All elements were present in this team and it was beautiful to see it working together.
So how do you lead diverse teams? It might sound a bit counterintuitive but research shows that to successfully lead diverse teams you have to focus on task orientation when a team is newly formed to ensure all members are clear about what is expected of them, the roles they have and the structure in which they operate. When this is established the leader can switch to relationship orientation and focus on building trust, commitment to the team and shared values.
Couple of tips on how to lead diverse teams:
Misconceptions and Misunderstandings
Language is essential to communication yet it can cause many misunderstandings. There are thousands of differences in how people might interpret American and UK English. Just because people speak the same language doesn’t mean that it’s as easy for them to communicate as it is for native speakers.

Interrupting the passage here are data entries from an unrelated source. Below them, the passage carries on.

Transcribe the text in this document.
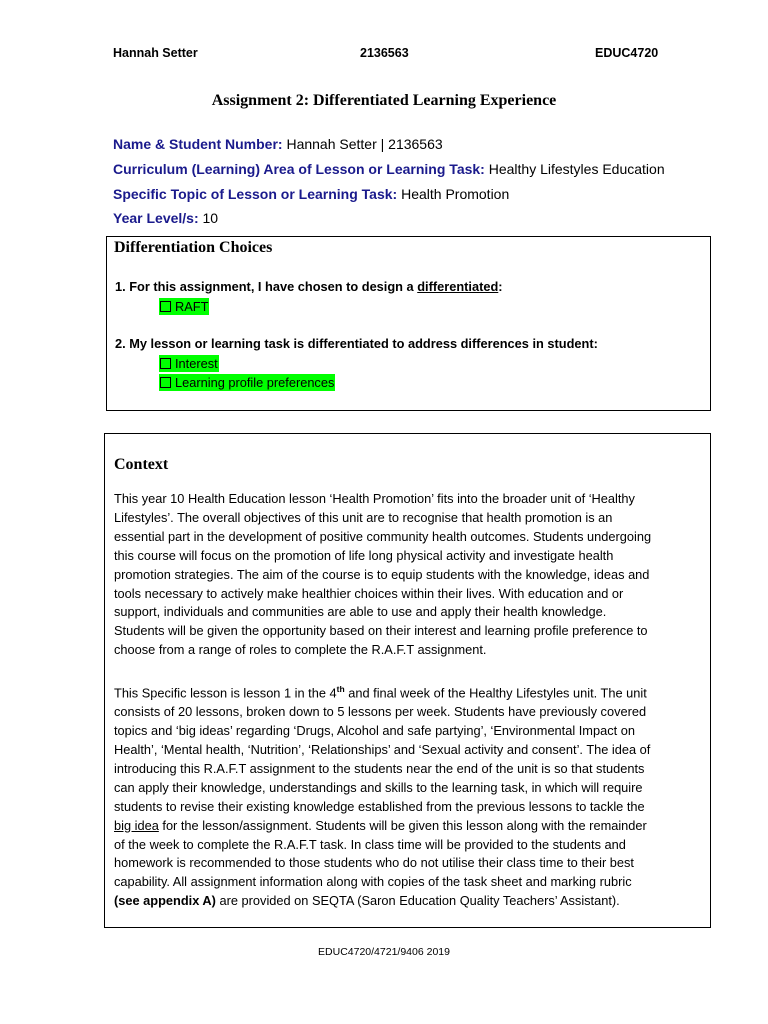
Hannah Setter	2136563	EDUC4720
Assignment 2: Differentiated Learning Experience
Name & Student Number: Hannah Setter | 2136563
Curriculum (Learning) Area of Lesson or Learning Task: Healthy Lifestyles Education
Specific Topic of Lesson or Learning Task: Health Promotion
Year Level/s: 10
Differentiation Choices
1. For this assignment, I have chosen to design a differentiated:
RAFT
2. My lesson or learning task is differentiated to address differences in student:
Interest
Learning profile preferences
Context
This year 10 Health Education lesson ‘Health Promotion’ fits into the broader unit of ‘Healthy
Lifestyles’. The overall objectives of this unit are to recognise that health promotion is an
essential part in the development of positive community health outcomes. Students undergoing
this course will focus on the promotion of life long physical activity and investigate health
promotion strategies. The aim of the course is to equip students with the knowledge, ideas and
tools necessary to actively make healthier choices within their lives. With education and or
support, individuals and communities are able to use and apply their health knowledge.
Students will be given the opportunity based on their interest and learning profile preference to
choose from a range of roles to complete the R.A.F.T assignment.
This Specific lesson is lesson 1 in the 4th and final week of the Healthy Lifestyles unit. The unit
consists of 20 lessons, broken down to 5 lessons per week. Students have previously covered
topics and ‘big ideas’ regarding ‘Drugs, Alcohol and safe partying’, ‘Environmental Impact on
Health’, ‘Mental health, ‘Nutrition’, ‘Relationships’ and ‘Sexual activity and consent’. The idea of
introducing this R.A.F.T assignment to the students near the end of the unit is so that students
can apply their knowledge, understandings and skills to the learning task, in which will require
students to revise their existing knowledge established from the previous lessons to tackle the
big idea for the lesson/assignment. Students will be given this lesson along with the remainder
of the week to complete the R.A.F.T task. In class time will be provided to the students and
homework is recommended to those students who do not utilise their class time to their best
capability. All assignment information along with copies of the task sheet and marking rubric
(see appendix A) are provided on SEQTA (Saron Education Quality Teachers’ Assistant).
EDUC4720/4721/9406 2019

Understand, be considerate and tolerant of cultural differences. These can be habits, or beliefs, body language, ways of speaking or the amount of personal space that people want. What may seem strange in South Asia is totally normal in China and completely unacceptable in the United States of America.
Be Self Aware
Think about how your own background, education, upbringing clouds your way of thinking and working style: what you consider normal may not seem normal to others.
Appreciate People as Individuals
The worse you can do is to treat everybody the same. People want to be recognized as individuals, who they are, what they stand for and what they have achieved. Don’t fall into the stereotyping trap.
Leading teams of people that are like you is so much easier. It takes an effort to get out of your comfort zone and make a diverse team work. The advantages however are bountiful. For me the single most advantage is that working in diverse and multi cultural teams is that they make you so much richer.